‘It’s Nazi Germany all over again’
Jewish doctors alarmed by “rampant” antisemitism and even violence at health-care institutions in the US have launched their own national advocacy group to combat the hatred in medicine.
Thousands of medical professionals from across the country have joined the new American Jewish Medical Association to stand up for Jews, the group recently told The Post.
“It’s fundamentally scary for those of us who care about humanity. It’s Nazi Germany all over again,” said Manhattan plastic surgeon Yael Halaas, founder and president of the new group and a graduate of Columbia University and Cornell Medical School.
The hatred leveled against Jews after the Palestinian terror group Hamas’ Oct. 7 invasion of Israel hit home for Halaas, whose Jewish parents emigrated to the US from Cuba and Argentina.
Many members of her dad’s family were killed in Auschwitz during the Holocaust.
Medical schools particularly have become hostile environments for Jewish students, the organizers said.
Among the troubling incidents:
-George Washington University’s medical school hosted a faculty panel in December that declared the terrorists have a “right of resistance” against Israel.

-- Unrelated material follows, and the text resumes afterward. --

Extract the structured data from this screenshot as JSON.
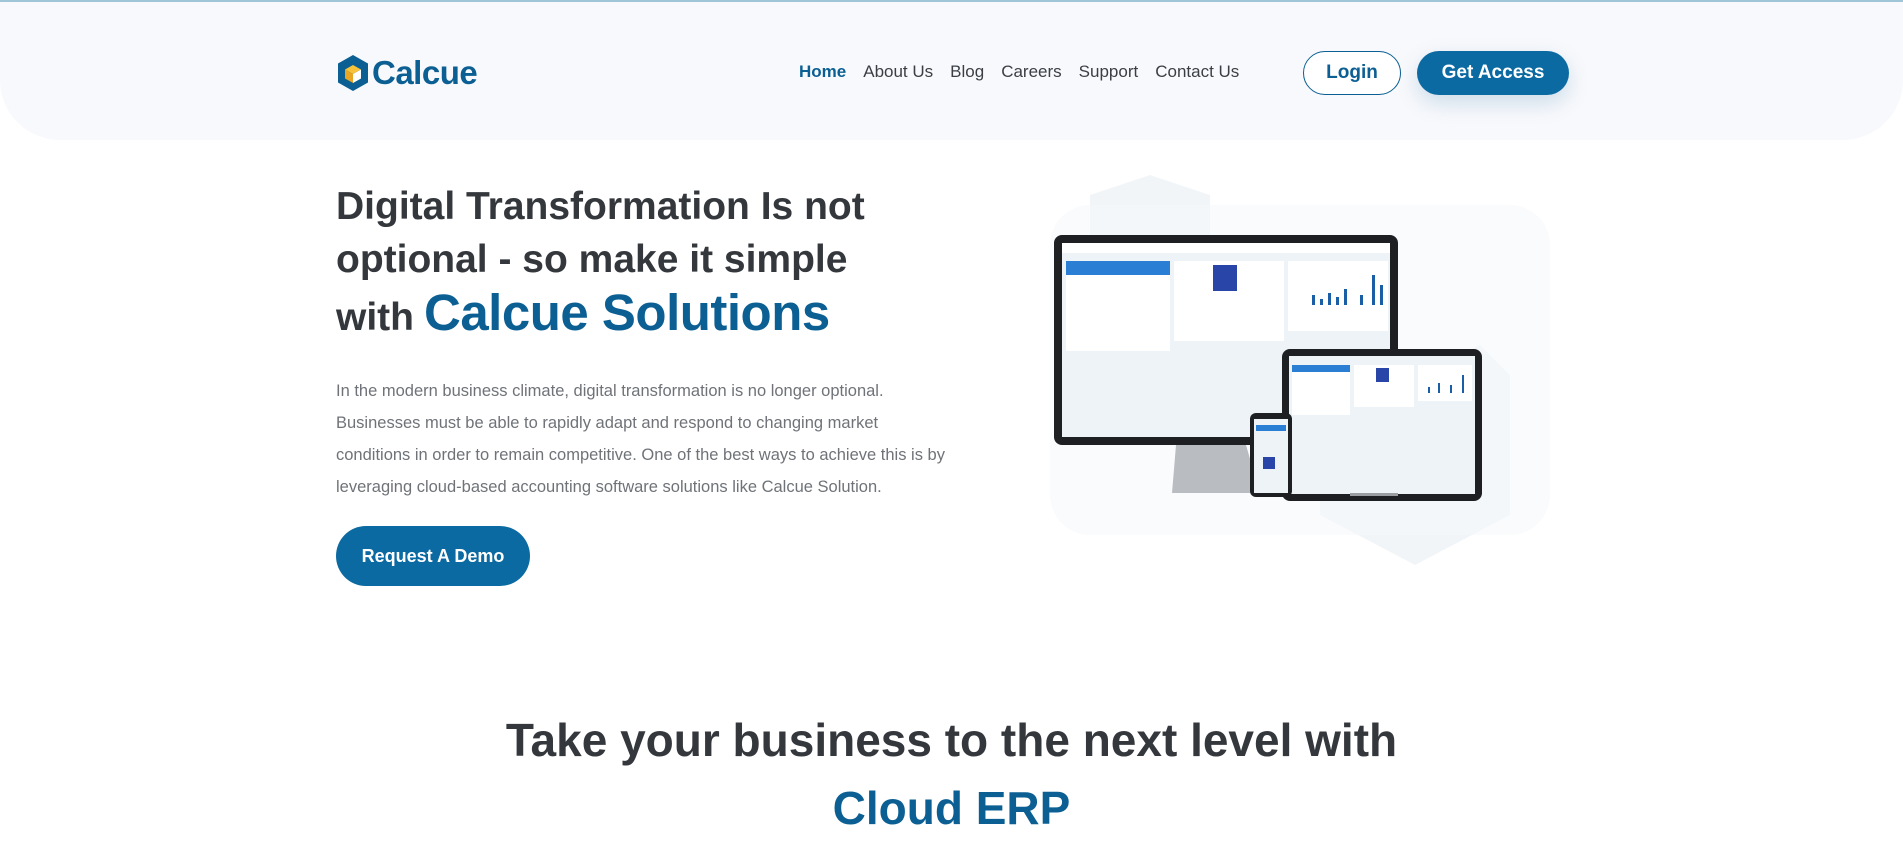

-Some medical professionals have praised the Hamas Oct. 7 attack on Israel and denied the fact that victims in Israel were sexually assaulted.
— A sign that read, “Free Palestine from Nazi Zionist Schwein” — the German word meaning “pig” — appeared in front of the cancer center at the University of California at San Francisco’s medical school.

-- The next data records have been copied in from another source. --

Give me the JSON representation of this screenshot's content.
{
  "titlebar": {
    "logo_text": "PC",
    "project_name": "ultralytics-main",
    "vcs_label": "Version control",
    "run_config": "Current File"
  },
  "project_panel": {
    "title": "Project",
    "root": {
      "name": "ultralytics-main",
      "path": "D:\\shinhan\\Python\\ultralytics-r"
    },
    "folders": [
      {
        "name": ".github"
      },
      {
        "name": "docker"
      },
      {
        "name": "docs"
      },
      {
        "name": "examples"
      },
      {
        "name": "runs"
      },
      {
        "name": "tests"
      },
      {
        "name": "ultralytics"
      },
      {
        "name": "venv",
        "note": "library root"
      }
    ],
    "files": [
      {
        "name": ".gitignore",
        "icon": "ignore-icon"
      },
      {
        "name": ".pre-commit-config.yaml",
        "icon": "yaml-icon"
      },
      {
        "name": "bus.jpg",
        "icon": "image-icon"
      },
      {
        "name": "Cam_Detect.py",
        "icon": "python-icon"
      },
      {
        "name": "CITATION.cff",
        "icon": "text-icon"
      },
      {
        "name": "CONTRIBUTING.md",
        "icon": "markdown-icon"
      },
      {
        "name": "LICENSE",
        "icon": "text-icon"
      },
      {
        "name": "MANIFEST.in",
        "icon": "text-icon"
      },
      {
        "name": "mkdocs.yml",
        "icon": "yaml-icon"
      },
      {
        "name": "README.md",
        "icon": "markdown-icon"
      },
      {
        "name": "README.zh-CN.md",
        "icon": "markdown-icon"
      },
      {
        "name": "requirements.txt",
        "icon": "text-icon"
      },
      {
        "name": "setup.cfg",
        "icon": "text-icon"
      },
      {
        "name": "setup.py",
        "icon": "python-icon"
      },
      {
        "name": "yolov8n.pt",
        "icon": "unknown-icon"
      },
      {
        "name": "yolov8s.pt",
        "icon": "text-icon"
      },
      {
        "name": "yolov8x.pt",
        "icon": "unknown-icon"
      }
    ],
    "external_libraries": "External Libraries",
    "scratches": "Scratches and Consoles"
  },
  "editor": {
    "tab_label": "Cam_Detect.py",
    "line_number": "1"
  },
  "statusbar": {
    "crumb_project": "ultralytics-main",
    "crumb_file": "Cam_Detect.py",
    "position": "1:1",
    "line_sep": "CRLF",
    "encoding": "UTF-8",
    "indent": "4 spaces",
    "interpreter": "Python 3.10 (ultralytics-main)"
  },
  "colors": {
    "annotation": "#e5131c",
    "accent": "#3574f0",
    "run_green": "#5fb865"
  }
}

— Anti-Israel protesters at rallies at Columbia University’s Medical School/Mailman School of Public Health have chanted “From the River to the Sea,” a phrase many interpret as calling for the elimination of Israel and celebrating suicide bombers who kill Israelis.
“The Jewish medical students are bullied into silence,” Halaas said. “They are being ostracized. It shouldn’t be controversial to say Israel is integral to Jewish identity.

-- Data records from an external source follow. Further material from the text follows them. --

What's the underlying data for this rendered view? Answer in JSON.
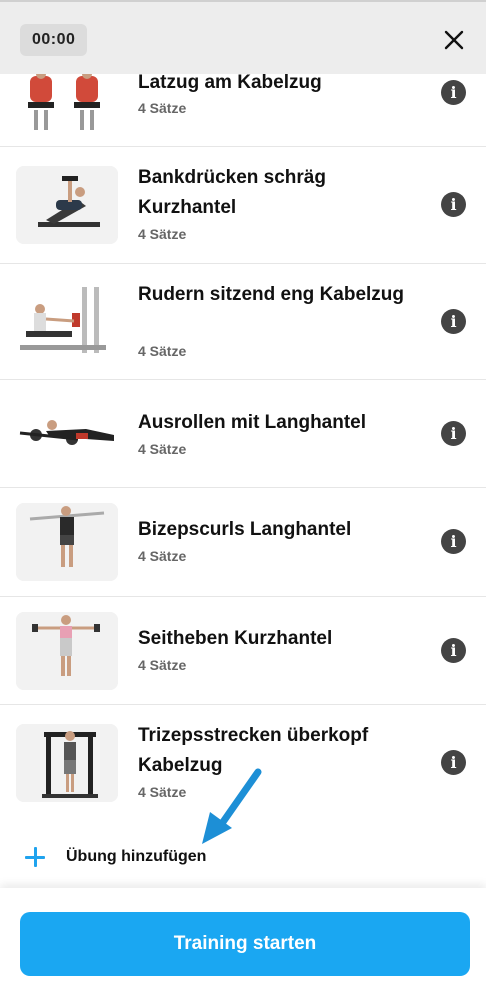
{
  "header": {
    "timer": "00:00",
    "close_icon": "close-icon"
  },
  "exercises": [
    {
      "title": "Latzug am Kabelzug",
      "sets": "4 Sätze",
      "info_icon": "info-icon"
    },
    {
      "title": "Bankdrücken schräg Kurzhantel",
      "sets": "4 Sätze",
      "info_icon": "info-icon"
    },
    {
      "title": "Rudern sitzend eng Kabelzug",
      "sets": "4 Sätze",
      "info_icon": "info-icon"
    },
    {
      "title": "Ausrollen mit Langhantel",
      "sets": "4 Sätze",
      "info_icon": "info-icon"
    },
    {
      "title": "Bizepscurls Langhantel",
      "sets": "4 Sätze",
      "info_icon": "info-icon"
    },
    {
      "title": "Seitheben Kurzhantel",
      "sets": "4 Sätze",
      "info_icon": "info-icon"
    },
    {
      "title": "Trizepsstrecken überkopf Kabelzug",
      "sets": "4 Sätze",
      "info_icon": "info-icon"
    }
  ],
  "add_exercise": {
    "label": "Übung hinzufügen",
    "icon": "plus-icon"
  },
  "footer": {
    "start_label": "Training starten"
  },
  "colors": {
    "accent": "#1aa7f2",
    "plus": "#1fa3ee",
    "header_bg": "#ededed"
  }
}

“Anti-Zionism is antisemitism,” she said.
The term “zionism” refers to the right of the Jewish state to exist.
Orthopedist Cary Schwartzbach, a Queens native who practices in Fairfax, Va., and a son of Holocaust survivors and treasurer of the new group, said, “Oct. 7 was a wake-up call.
“It opened the gates for antisemitism,” the doctor said.
“There’s a sense of hostilities against Jews. Antisemitism has made a lot of hospital residency programs uncomfortable for Jewish students,” he said.
“We need a voice. We need to protect ourselves. We need to protect medical school students.”
Larisa Geskin, an oncologist and director of the Comprehensive Skin Cancer Center at Columbia University’s Medical Center who emigrated from Latvia in the former Soviet Union when she was 20, said she was stunned by the antisemitism she’s personally witnessed on campus.
“There is rampant anti semitism in the medical community,” the 56-year-old doctor said.
“This is so familiar to me. In the Soviet Union antisemitism was rampant. I never thought I’d hear the same rhetoric in the United States that I heard in the Soviet Union,” she said.
Given how Jews have been abused throughout history, the doctors said it’s horrifying to hear propaganda painting Israelis as white oppressors.
“Jews are also a minority. We need protection like other minorities,” Geskin said.
“We see history repeating itself. We feel we have to say something. They were chanting `From the River to the Sea’ in my backyard. This is what is happening in the medical community.”